Thanks. The power supply is actually not that bad technically with Jap capacitors and ripple between 33-45mV (well its not horrible), but I think it doesnt handle temps 40dC+ very well. I wont be able to replace the PSU until another week or so, so I have disabled HT and tuned down CPU turbo to keep the wattage variance and temp down as low as possible in the meantime. If it runs clean, then I would have to agree with you that its likely the PSU regulation.

I'm not sure what metrics to focus on for my kind of usage scenario in choosing an alternate PSU: a PSU with ultra-low ripple (the current CPU I think has decent ripple), fast transient response time during the initial voltage drop-off, or a smooth "turn-on" transient load curve on the 12V rail.

UPDATE:

Well I dont get spikes as often turning off HT and turning down boost.

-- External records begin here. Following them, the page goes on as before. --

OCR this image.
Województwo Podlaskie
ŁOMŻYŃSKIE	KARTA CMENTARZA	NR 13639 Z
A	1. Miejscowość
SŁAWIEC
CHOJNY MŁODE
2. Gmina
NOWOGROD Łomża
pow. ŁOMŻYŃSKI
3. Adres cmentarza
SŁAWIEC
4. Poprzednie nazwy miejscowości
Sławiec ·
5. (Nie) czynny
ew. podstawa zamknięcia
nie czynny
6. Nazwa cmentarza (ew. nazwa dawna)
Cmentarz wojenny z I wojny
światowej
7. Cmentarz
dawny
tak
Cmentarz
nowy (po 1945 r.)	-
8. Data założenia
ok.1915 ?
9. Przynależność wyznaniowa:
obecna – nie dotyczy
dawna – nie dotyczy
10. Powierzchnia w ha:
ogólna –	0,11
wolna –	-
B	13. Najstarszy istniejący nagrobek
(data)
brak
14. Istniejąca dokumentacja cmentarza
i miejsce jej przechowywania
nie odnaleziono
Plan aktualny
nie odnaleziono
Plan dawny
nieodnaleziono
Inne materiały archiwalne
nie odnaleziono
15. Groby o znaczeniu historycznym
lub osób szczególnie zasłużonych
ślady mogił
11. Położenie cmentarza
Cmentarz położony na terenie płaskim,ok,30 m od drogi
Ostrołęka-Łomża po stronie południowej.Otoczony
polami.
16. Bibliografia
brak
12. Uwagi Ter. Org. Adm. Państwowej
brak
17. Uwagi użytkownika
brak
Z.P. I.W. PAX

I tested the software on a separate single socket Xeon machine with an even cheaper 300w inwin power supply, and it has the same glitches, but much less frequently (maybe once a day or less) as expected from the load of a single CPU. I hadn't expected the Xeons to be so sensitive to power supply - it even needs a little warming up first before cold boot. Have hooked up a new EVGA 850W T2 to the single socket Xeon first to try to isolate the problem further.

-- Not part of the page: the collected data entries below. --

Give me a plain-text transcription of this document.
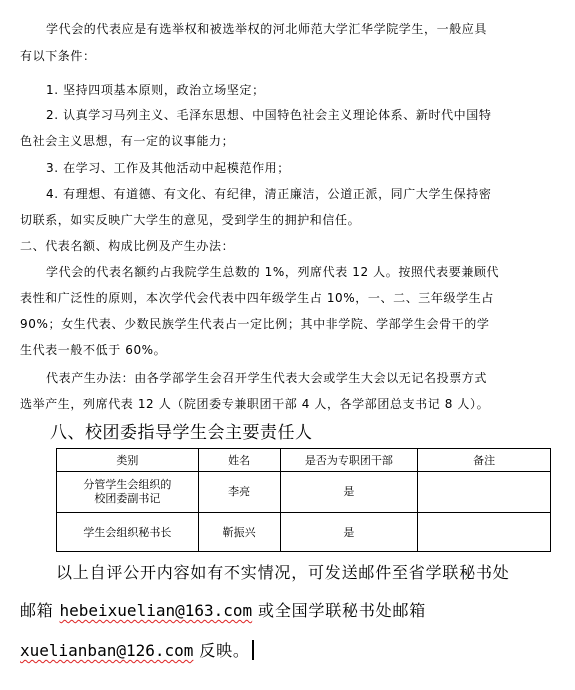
学代会的代表应是有选举权和被选举权的河北师范大学汇华学院学生，一般应具

有以下条件：

1. 坚持四项基本原则，政治立场坚定；

2. 认真学习马列主义、毛泽东思想、中国特色社会主义理论体系、新时代中国特

色社会主义思想，有一定的议事能力；

3. 在学习、工作及其他活动中起模范作用；

4. 有理想、有道德、有文化、有纪律，清正廉洁，公道正派，同广大学生保持密

切联系，如实反映广大学生的意见，受到学生的拥护和信任。

二、代表名额、构成比例及产生办法：

学代会的代表名额约占我院学生总数的 1%，列席代表 12 人。按照代表要兼顾代

表性和广泛性的原则，本次学代会代表中四年级学生占 10%，一、二、三年级学生占

90%；女生代表、少数民族学生代表占一定比例；其中非学院、学部学生会骨干的学

生代表一般不低于 60%。

代表产生办法：由各学部学生会召开学生代表大会或学生大会以无记名投票方式

选举产生，列席代表 12 人（院团委专兼职团干部 4 人，各学部团总支书记 8 人）。

八、校团委指导学生会主要责任人

类别	姓名	是否为专职团干部	备注
分管学生会组织的
校团委副书记	李亮	是	
学生会组织秘书长	靳振兴	是	

以上自评公开内容如有不实情况，可发送邮件至省学联秘书处

邮箱 hebeixuelian@163.com 或全国学联秘书处邮箱

xuelianban@126.com 反映。
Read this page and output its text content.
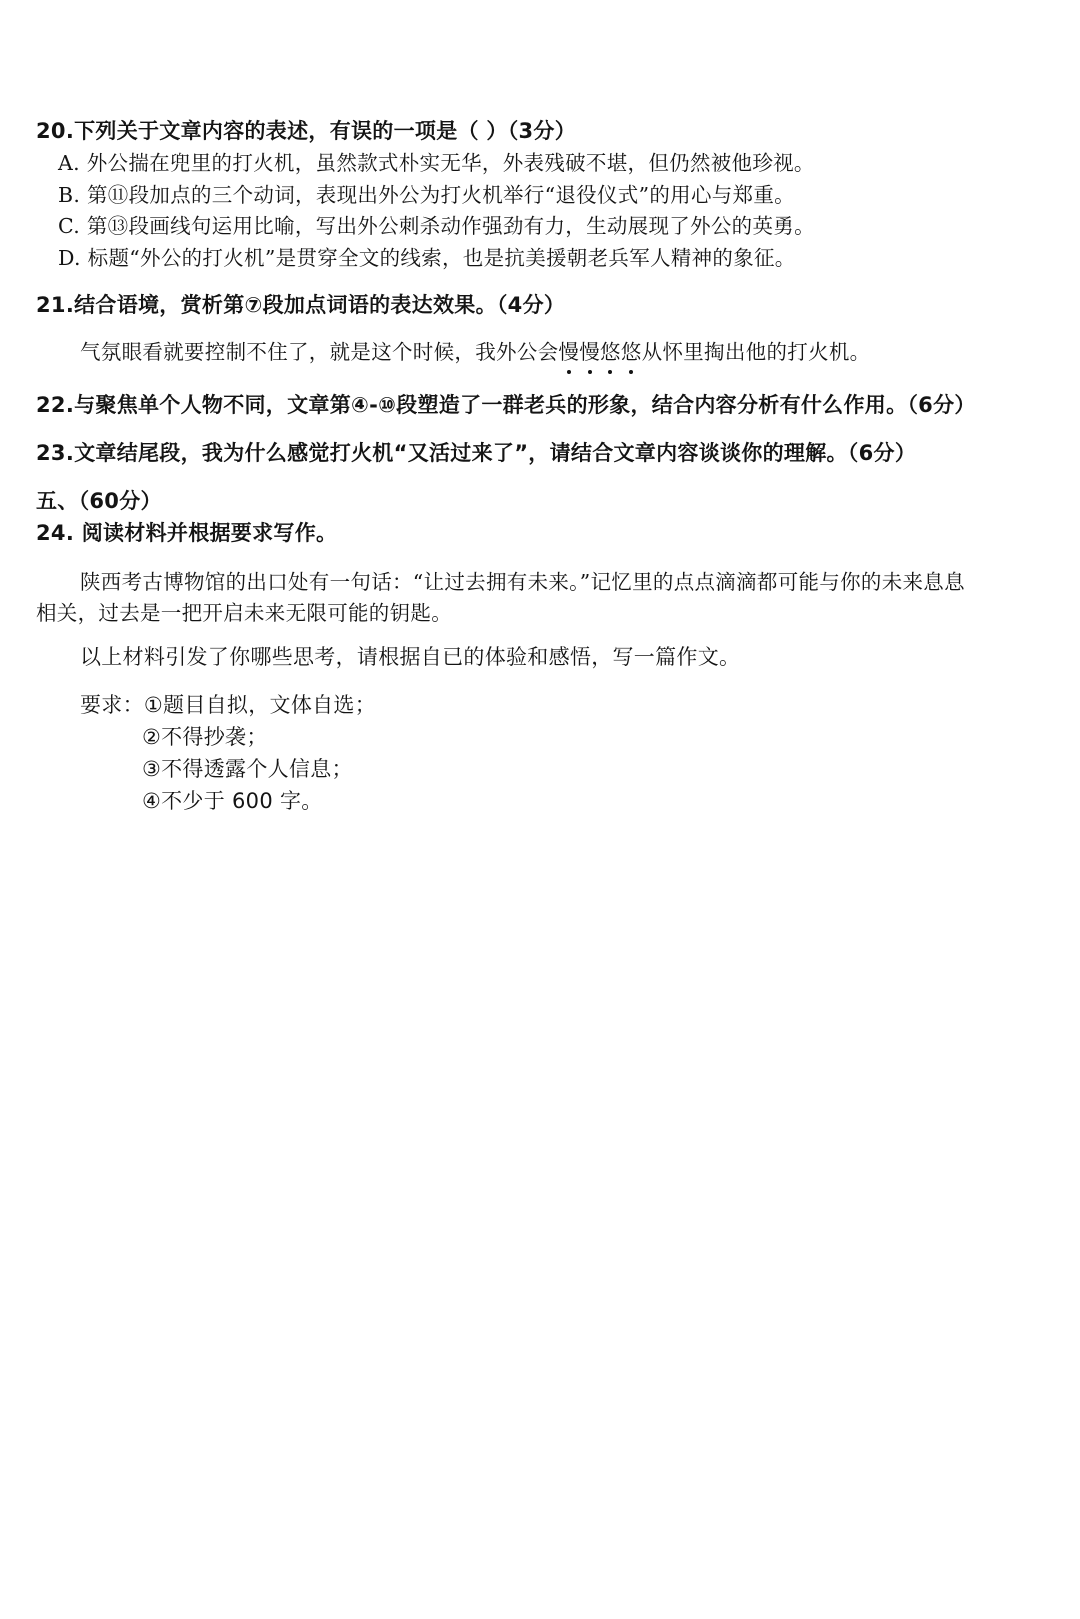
20.下列关于文章内容的表述，有误的一项是（ ）（3分）
A. 外公揣在兜里的打火机，虽然款式朴实无华，外表残破不堪，但仍然被他珍视。
B. 第⑪段加点的三个动词，表现出外公为打火机举行“退役仪式”的用心与郑重。
C. 第⑬段画线句运用比喻，写出外公刺杀动作强劲有力，生动展现了外公的英勇。
D. 标题“外公的打火机”是贯穿全文的线索，也是抗美援朝老兵军人精神的象征。
21.结合语境，赏析第⑦段加点词语的表达效果。（4分）
气氛眼看就要控制不住了，就是这个时候，我外公会慢
慢
悠
悠
从怀里掏出他的打火机。
22.与聚焦单个人物不同，文章第④-⑩段塑造了一群老兵的形象，结合内容分析有什么作用。（6分）
23.文章结尾段，我为什么感觉打火机“又活过来了”，请结合文章内容谈谈你的理解。（6分）
五、（60分）
24. 阅读材料并根据要求写作。
陕西考古博物馆的出口处有一句话：“让过去拥有未来。”记忆里的点点滴滴都可能与你的未来息息
相关，过去是一把开启未来无限可能的钥匙。
以上材料引发了你哪些思考，请根据自已的体验和感悟，写一篇作文。
要求：①题目自拟，文体自选；
②不得抄袭；
③不得透露个人信息；
④不少于 600 字。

The EVGA is a solid unit. Has simply massive lumpy cables and strangely am a little worried about something blowing up. But it looks like it's the best $$ can buy right now.

UPDATE2: well unfortunately I am still getting system instability despite using the new powersupply. I have narrowed it down to the design of the Haswell CPU and its voltage regulation. I have been monitoring the CPU cores maximum VID which becomes higher over time as heat increases, typically after 3-5 hours of continuous transient load. Instability results when 2 or more cores start exceeding their normal VID range.

I have also been using the High Performance power setting with minimum and maximum processor state set at 100% which probably didn't help as I guess they use more aggressive P states with higher voltages and frequency. VID seems to correlate more with individual core processor frequency since under full load, all core frequency is lower. Setting the minimum to 5% helps stabilize the VID voltage ranges a lot, and increases stability up to 5 hours continuous runtime. I suppose setting the maximum to 99% would cut down the turbo boost and resulting maximum voltages, which gave the increased stability. Using balanced power mode seems to keep VID range even tighter as it seems to keep CPU frequency closer to its all core frequency, the most stable frequency. I think under balanced I should get my required 6-7hrs+ runtime and stability.

I was going to buy a 5960X to play with overclocking but now that I see how stability can be affected by even a small increase in VID for high core counts I'm not willing to mess around with any sort of voltage play in Haswells.